Fritz Suhren had been the commandant at Ravensbrück and Anton Kaindl at Sachsenhausen, and both were now in British custody, as Vera had discovered before leaving London. Suhren, who had been recaptured after his earlier escape, would, Vera very much hoped, be able to tell her what had become of Violette Szabo, Lilian Rolfe, and Denise Bloch, of
whom there was still no trace. Kaindl, she hoped, would know the fate of Francis Suttill (Prosper), last heard of at Sachsenhausen.

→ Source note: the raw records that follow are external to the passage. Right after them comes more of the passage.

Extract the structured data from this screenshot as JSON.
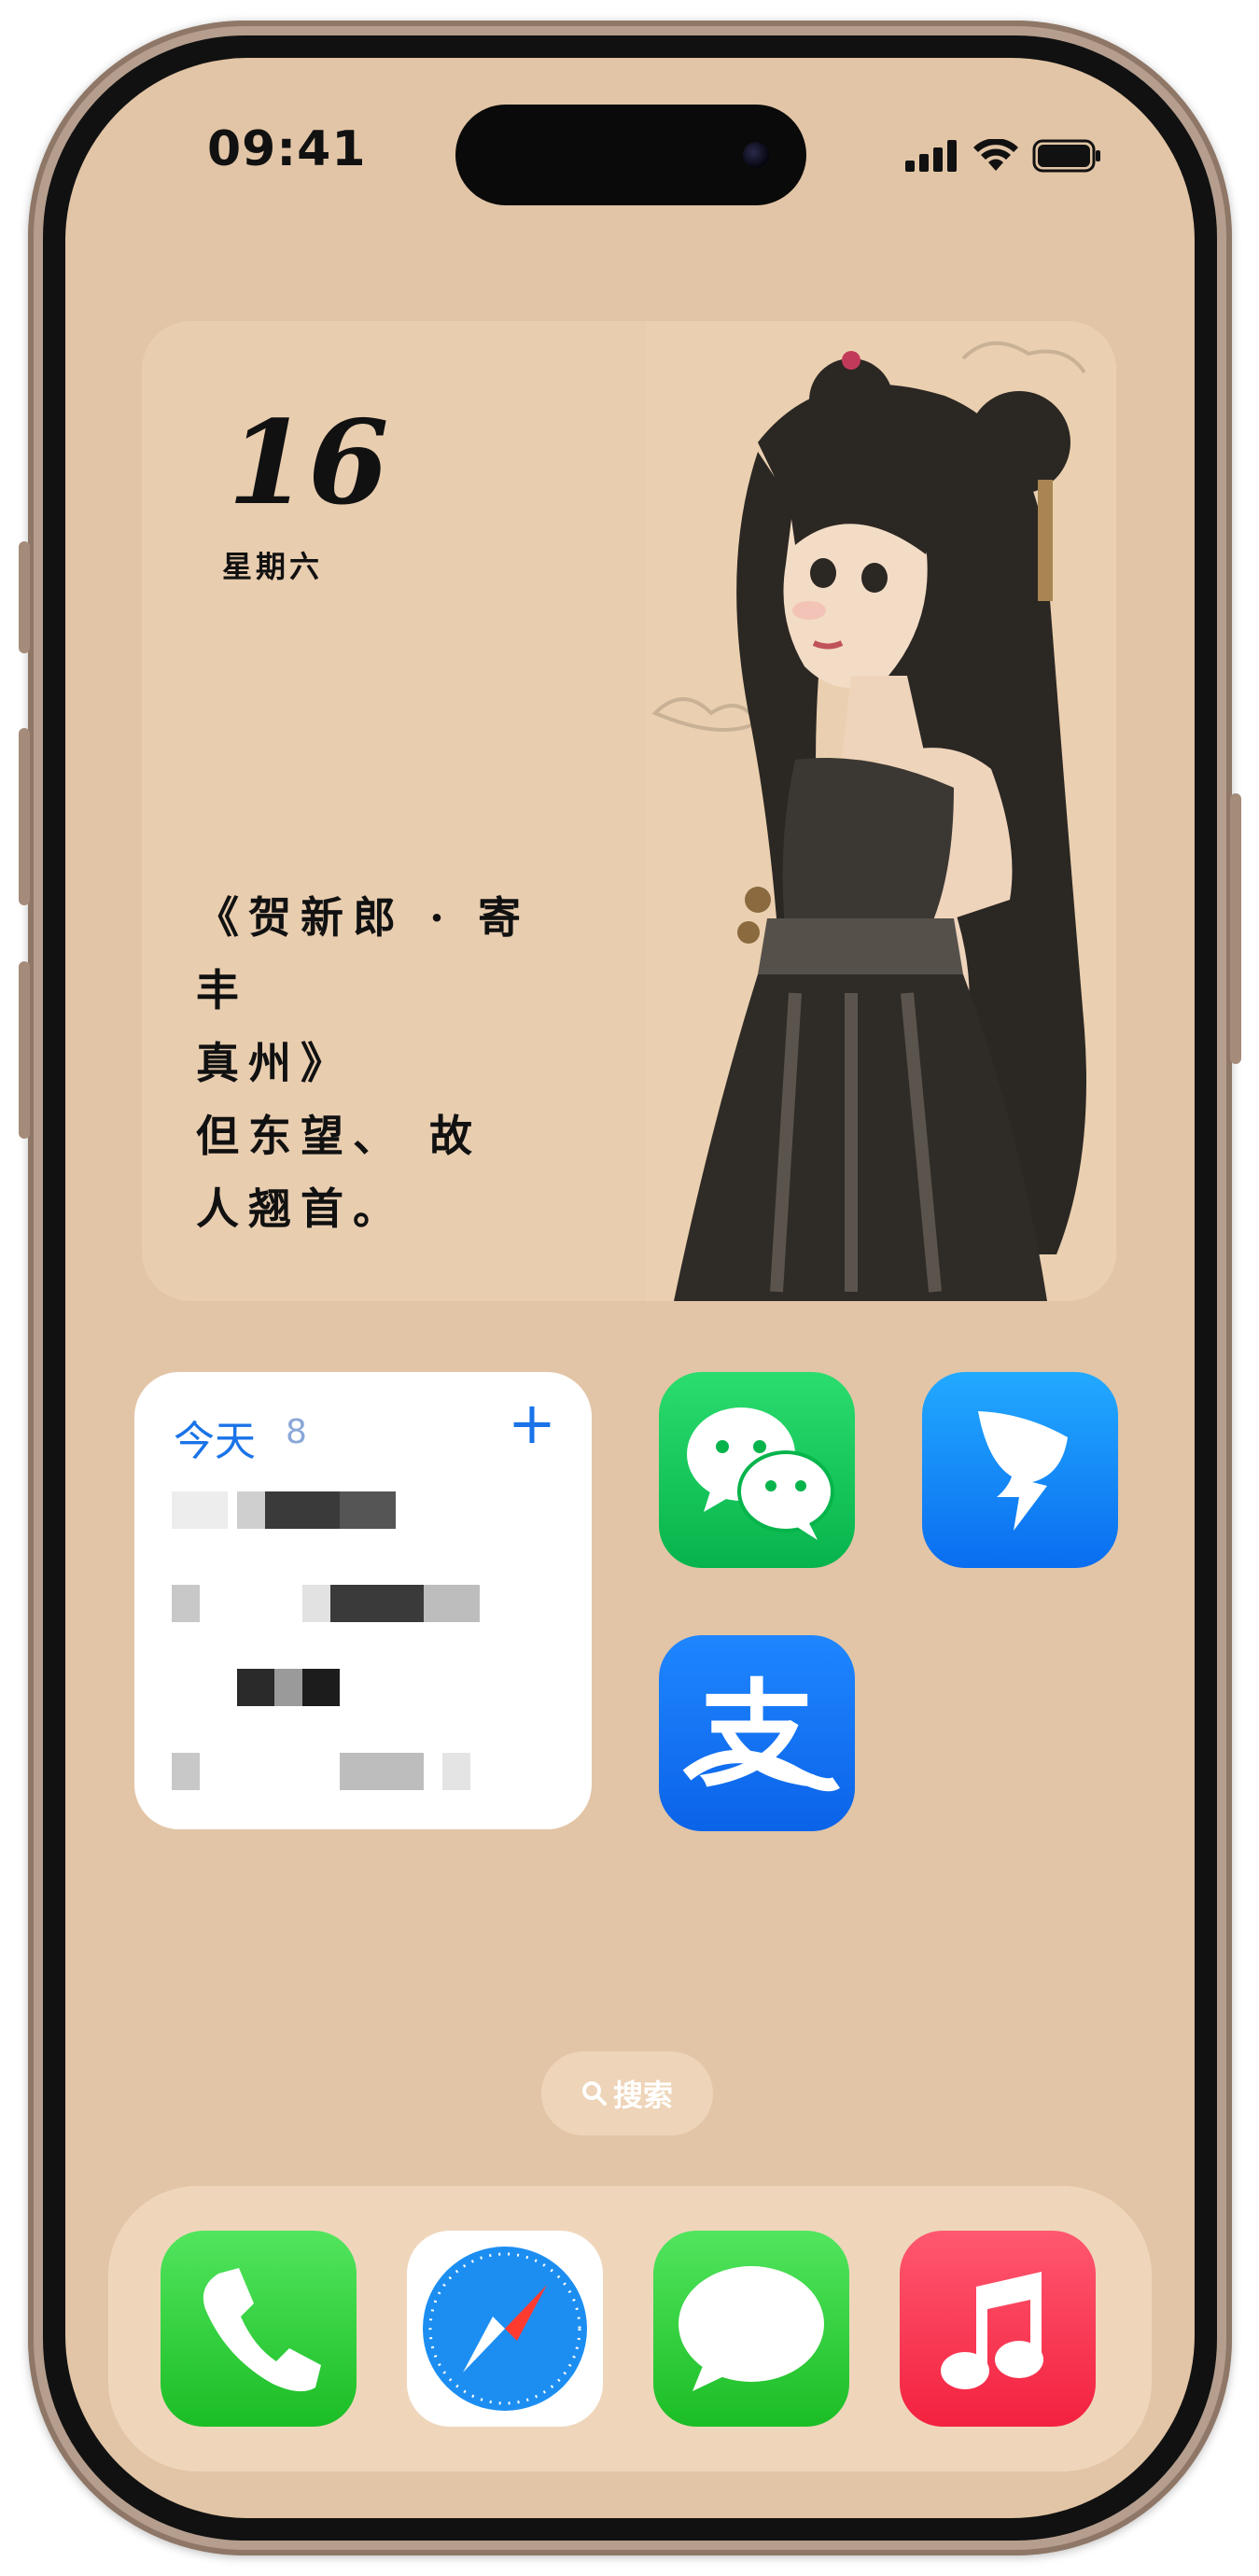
{
  "status_bar": {
    "time": "09:41"
  },
  "photo_widget": {
    "day": "16",
    "weekday": "星期六",
    "poem_lines": [
      "《贺新郎 · 寄丰",
      "真州》",
      "但东望、 故",
      "人翘首。"
    ]
  },
  "reminders_widget": {
    "title": "今天",
    "count": "8",
    "add_symbol": "+"
  },
  "search": {
    "label": "搜索"
  },
  "colors": {
    "wallpaper": "#e2c5a6",
    "accent": "#1a73e8",
    "dock": "#efd6bb"
  },
  "apps": [
    {
      "name": "WeChat",
      "icon": "wechat-icon"
    },
    {
      "name": "DingTalk",
      "icon": "dingtalk-icon"
    },
    {
      "name": "Alipay",
      "icon": "alipay-icon",
      "glyph": "支"
    }
  ],
  "dock": [
    {
      "name": "Phone",
      "icon": "phone-icon"
    },
    {
      "name": "Safari",
      "icon": "safari-icon"
    },
    {
      "name": "Messages",
      "icon": "messages-icon"
    },
    {
      "name": "Music",
      "icon": "music-icon"
    }
  ]
}
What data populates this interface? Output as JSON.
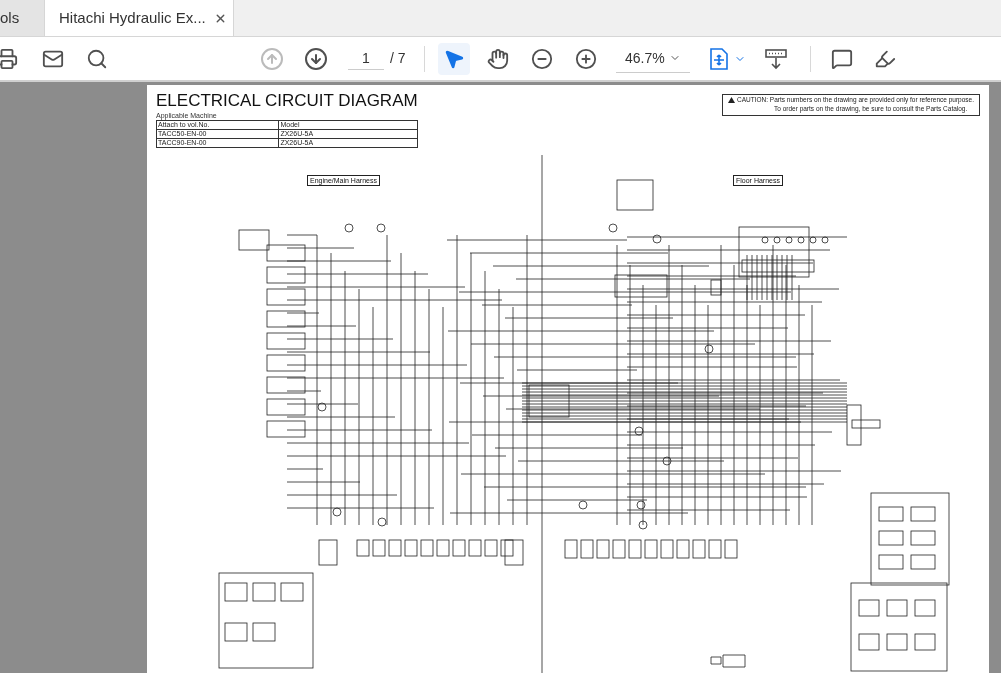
{
  "tabs": [
    {
      "label": "ols",
      "selected": false,
      "closable": false
    },
    {
      "label": "Hitachi Hydraulic Ex...",
      "selected": true,
      "closable": true
    }
  ],
  "toolbar": {
    "previous_page_disabled": true,
    "next_page_disabled": false,
    "page": "1",
    "page_total": "/ 7",
    "zoom": "46.7%",
    "tools": [
      {
        "kind": "select",
        "selected": true
      },
      {
        "kind": "hand",
        "selected": false
      }
    ]
  },
  "document": {
    "title": "ELECTRICAL CIRCUIT DIAGRAM",
    "applicable_label": "Applicable Machine",
    "table": {
      "columns": [
        "Attach to vol.No.",
        "Model"
      ],
      "rows": [
        [
          "TACC50-EN-00",
          "ZX26U-5A"
        ],
        [
          "TACC90-EN-00",
          "ZX26U-5A"
        ]
      ]
    },
    "caution": {
      "heading": "CAUTION:",
      "line_1": "Parts numbers on the drawing are provided only for reference purpose.",
      "line_2": "To order parts on the drawing, be sure to consult the Parts Catalog."
    },
    "sections": [
      {
        "label": "Engine/Main Harness"
      },
      {
        "label": "Floor Harness"
      }
    ]
  }
}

So on the third day of Vera's visit to Germany, Fyffe drove her to Bad Oeynhausen, where she sought out the head of the war crimes unit, Group Captain Tony Somerhough, whom she would have to win over to secure permission to interrogate Suhren and Kaindl. Although momentarily taken aback by the WAAF officer who breezed into his office unannounced, Somerhough was instantly impressed by Vera's knowledge of the concentration camps and judged her mission to be of the utmost seriousness. He cautioned only that she should not go straightaway to interrogate the men, as the camps where they were held would be hard to find and it was already dark. Vera, however, said she had no time to lose, so Somerhough sent along one of his officers, Captain Arribert Vol-mar, as a guide.